Kenapa menyenangkan? Karena saya tiba-tiba bisa membayangkan kehidupan para anak yang sukacita, termasuk kehidupan masa kecil saya dulu.

Saya bahkan kemarin bercanda sama anak laki-laki saya yang sekarang sudah kelas tiga SMP. Saya bilang, "Mau gak Papa gendong lagi dari rumah ke danau seperti waktu kelas dua SD dulu?" Dia cuma senyum sambil nyengir.

Memasuki dunia anak-anak adalah menasuki masa depan mereka. Penuh tanggungjawab kita sebagai para dewasa di situ. Tetapi menatap masa depan sesungguhnya justru membuat kita serius menikmati masa kanak-kanaknya. Sebab dari dunia mereka yang lapang itu kita banyak mendapati wasiat kehidupan.

Kebohongan kecil saja kadang membuat hubungan kita dan anak-anak terganggu. Membuat anak-anak mulai marah terhadap ketidakadilan, pada kebohongan di satu sisi, di sisi lain dia malah bisa beranggapan telah menemukan contoh bahwa dalam hidup ini boleh berbohong. Ini seperti membentuk luka sosial yang terus berulang.

Tapi memang seringkali kita menemukan suasana yang rumit. Sampai kita gak mudah berteori. Bayangkan, seorang balita selalu mengisyaratkan ingin disayangi, tetapi dia menangis dan marah kalau diperingatkan ini dan itu, meskipun tidak keras. Padahal menurut kita, 'memarahinya' adalah bagian dari rasa kasih sayang. Sebab tanpa itu, anak-anak bisa menganggap biasa segala hal. Nakal sekalipun.
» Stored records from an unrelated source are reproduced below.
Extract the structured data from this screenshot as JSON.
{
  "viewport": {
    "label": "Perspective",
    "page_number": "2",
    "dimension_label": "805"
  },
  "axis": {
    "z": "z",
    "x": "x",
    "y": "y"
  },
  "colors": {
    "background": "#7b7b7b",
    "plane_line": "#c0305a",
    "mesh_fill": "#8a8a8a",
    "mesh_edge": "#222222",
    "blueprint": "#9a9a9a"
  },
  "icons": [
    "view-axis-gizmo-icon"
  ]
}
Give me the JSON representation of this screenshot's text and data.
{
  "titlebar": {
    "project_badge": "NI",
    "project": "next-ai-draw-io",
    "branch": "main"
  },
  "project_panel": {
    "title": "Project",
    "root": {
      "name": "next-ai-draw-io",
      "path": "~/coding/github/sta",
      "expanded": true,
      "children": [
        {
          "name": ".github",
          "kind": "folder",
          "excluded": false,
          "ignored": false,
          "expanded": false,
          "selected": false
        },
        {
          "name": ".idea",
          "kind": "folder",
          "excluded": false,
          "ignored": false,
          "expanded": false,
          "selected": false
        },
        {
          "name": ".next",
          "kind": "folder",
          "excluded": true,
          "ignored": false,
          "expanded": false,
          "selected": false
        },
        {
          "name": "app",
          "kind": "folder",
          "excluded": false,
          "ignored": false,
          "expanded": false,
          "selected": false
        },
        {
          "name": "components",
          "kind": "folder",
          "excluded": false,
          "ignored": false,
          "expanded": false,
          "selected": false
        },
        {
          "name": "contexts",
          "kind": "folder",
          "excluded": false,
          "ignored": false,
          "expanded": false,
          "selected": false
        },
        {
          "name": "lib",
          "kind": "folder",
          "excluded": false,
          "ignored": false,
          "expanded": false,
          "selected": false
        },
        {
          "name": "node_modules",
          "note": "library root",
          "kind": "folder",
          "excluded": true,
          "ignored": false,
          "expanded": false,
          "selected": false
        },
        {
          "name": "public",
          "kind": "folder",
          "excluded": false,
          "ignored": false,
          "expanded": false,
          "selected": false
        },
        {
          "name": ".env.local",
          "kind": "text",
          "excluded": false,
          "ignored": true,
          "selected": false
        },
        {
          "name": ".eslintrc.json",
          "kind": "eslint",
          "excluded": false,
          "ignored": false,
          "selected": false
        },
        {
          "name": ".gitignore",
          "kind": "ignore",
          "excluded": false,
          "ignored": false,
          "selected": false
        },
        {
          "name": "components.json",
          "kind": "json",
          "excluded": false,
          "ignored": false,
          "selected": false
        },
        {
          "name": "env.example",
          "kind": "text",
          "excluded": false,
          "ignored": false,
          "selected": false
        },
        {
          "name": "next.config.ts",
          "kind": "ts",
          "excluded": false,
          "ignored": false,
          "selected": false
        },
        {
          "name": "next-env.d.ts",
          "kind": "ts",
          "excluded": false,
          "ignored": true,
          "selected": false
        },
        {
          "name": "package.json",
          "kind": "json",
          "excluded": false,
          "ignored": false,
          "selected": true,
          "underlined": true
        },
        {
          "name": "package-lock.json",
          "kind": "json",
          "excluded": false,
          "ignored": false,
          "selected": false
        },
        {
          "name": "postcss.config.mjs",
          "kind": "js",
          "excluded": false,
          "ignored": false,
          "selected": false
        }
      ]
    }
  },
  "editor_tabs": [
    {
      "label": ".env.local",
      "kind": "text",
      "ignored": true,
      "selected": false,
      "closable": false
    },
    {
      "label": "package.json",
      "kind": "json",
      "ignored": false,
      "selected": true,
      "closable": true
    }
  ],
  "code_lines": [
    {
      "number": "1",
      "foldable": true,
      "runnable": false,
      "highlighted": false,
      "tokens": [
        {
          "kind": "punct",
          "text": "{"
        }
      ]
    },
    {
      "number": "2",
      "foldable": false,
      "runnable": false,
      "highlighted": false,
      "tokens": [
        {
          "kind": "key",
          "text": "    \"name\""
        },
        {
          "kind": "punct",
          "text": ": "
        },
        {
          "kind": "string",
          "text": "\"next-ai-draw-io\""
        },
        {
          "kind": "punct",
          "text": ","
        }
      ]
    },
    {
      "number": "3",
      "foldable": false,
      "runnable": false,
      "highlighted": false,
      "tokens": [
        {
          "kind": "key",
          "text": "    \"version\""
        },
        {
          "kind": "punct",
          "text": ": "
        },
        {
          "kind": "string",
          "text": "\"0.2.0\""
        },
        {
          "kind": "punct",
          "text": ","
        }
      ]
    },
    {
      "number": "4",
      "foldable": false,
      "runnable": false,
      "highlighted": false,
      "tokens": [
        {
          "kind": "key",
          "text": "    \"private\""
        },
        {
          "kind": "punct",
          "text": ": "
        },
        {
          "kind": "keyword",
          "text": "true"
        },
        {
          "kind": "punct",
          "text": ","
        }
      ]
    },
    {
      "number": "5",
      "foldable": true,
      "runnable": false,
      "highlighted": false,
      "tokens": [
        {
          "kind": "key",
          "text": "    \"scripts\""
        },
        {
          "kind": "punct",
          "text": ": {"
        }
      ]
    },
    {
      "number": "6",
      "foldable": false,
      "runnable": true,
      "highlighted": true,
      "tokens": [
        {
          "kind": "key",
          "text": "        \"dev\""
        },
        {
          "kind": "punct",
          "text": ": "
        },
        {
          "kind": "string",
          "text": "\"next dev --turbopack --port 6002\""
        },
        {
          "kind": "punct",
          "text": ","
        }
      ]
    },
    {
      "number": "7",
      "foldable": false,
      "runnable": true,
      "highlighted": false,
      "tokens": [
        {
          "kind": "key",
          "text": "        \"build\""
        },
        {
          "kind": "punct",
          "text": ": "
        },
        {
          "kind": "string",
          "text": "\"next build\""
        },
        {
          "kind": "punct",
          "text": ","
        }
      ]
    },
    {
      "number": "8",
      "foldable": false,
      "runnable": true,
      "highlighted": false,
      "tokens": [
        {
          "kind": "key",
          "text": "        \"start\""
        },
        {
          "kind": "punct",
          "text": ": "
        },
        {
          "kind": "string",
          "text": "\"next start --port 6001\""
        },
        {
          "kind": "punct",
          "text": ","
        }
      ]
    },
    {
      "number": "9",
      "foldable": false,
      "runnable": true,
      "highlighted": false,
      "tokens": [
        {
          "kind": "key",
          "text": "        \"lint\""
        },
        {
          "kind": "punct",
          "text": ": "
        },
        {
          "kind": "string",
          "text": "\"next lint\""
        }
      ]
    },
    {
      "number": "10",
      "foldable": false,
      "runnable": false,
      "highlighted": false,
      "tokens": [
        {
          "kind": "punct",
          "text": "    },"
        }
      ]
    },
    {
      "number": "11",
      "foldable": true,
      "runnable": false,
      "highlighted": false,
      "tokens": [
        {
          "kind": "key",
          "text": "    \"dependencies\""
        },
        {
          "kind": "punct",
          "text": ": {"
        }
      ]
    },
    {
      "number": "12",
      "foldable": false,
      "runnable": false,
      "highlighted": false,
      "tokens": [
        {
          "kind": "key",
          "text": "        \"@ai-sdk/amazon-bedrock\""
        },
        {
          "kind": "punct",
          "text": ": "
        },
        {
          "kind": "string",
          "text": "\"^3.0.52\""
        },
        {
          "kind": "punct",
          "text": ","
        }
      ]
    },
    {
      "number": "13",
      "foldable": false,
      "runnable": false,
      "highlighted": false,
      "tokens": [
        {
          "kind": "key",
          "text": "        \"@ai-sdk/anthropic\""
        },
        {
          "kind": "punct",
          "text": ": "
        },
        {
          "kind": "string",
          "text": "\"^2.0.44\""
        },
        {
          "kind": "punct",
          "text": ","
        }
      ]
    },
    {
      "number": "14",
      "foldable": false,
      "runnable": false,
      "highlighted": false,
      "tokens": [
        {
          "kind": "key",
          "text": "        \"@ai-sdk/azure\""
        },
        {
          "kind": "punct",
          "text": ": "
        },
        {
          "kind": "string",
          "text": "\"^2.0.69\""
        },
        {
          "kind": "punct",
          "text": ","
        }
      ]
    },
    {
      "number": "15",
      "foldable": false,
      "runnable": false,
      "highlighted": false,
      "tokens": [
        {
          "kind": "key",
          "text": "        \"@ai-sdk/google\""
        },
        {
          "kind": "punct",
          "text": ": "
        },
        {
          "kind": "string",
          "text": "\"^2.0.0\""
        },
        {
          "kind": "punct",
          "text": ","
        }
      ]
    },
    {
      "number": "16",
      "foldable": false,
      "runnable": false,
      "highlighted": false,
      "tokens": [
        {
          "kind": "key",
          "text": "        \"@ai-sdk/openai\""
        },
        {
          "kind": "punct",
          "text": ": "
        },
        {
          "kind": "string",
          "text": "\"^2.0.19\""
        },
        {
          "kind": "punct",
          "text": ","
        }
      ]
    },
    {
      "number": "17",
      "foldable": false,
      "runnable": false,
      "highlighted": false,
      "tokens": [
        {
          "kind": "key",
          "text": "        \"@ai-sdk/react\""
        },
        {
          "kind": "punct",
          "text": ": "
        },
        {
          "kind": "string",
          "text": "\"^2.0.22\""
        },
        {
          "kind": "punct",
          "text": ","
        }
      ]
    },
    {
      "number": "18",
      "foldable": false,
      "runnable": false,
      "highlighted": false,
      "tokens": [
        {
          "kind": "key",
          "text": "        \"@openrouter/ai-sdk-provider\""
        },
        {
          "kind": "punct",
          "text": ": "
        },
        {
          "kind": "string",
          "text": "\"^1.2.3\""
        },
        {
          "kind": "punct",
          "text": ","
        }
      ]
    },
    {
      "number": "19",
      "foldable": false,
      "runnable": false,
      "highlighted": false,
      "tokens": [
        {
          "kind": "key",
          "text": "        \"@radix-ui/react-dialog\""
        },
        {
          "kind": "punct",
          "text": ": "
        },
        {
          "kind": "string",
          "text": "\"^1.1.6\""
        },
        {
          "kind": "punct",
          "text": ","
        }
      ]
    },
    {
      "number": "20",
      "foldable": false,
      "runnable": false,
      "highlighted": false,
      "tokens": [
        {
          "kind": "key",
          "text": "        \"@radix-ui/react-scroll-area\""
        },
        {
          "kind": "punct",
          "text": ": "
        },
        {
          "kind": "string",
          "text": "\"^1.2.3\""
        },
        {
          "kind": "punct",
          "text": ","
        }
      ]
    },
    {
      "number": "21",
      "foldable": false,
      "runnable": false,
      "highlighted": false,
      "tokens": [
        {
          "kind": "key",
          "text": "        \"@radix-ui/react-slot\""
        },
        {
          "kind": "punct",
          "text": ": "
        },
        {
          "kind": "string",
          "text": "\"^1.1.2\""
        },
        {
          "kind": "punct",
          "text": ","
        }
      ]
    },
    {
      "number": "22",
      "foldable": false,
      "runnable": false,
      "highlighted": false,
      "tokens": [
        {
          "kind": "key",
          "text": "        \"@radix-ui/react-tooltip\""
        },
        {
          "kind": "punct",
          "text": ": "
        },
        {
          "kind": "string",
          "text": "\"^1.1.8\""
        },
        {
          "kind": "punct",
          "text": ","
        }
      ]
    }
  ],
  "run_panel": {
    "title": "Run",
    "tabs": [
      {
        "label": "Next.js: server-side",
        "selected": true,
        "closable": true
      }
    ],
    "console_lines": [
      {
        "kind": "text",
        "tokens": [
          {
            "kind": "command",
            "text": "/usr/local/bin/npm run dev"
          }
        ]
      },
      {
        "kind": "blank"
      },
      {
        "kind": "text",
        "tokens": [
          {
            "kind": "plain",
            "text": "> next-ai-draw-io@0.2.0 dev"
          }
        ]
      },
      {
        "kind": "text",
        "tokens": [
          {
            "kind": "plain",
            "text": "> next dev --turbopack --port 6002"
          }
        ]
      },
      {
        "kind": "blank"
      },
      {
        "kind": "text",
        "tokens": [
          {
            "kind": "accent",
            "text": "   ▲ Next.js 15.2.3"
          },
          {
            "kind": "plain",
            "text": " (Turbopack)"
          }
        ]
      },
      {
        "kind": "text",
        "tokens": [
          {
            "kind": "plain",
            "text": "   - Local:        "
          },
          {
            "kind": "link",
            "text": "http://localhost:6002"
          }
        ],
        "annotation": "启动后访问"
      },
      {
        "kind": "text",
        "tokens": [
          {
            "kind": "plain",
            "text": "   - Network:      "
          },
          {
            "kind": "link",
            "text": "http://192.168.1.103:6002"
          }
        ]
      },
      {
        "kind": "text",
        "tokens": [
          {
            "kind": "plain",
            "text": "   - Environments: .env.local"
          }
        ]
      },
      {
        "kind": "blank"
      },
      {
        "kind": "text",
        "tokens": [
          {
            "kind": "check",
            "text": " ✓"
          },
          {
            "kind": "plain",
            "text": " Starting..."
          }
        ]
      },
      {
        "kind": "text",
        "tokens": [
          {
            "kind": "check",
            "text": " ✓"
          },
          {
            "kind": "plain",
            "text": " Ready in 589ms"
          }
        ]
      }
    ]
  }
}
Sebagai orang yang kebetulan pernah mengenyam pendidikan guru sekolah dasar, dan setelah lulus pun masih sering sibuk dengan berbagai event senibudaya di kalangan anak-anak, tentu saya sangat dekat dengan dunia mereka. Dunia kemanusiaan yang beradab.

Apalagi setelah saya punya dua anak. Otomatis makin lengkaplah pengalaman hidup saya dalam memahami dunia anak-anak. Subhanallah.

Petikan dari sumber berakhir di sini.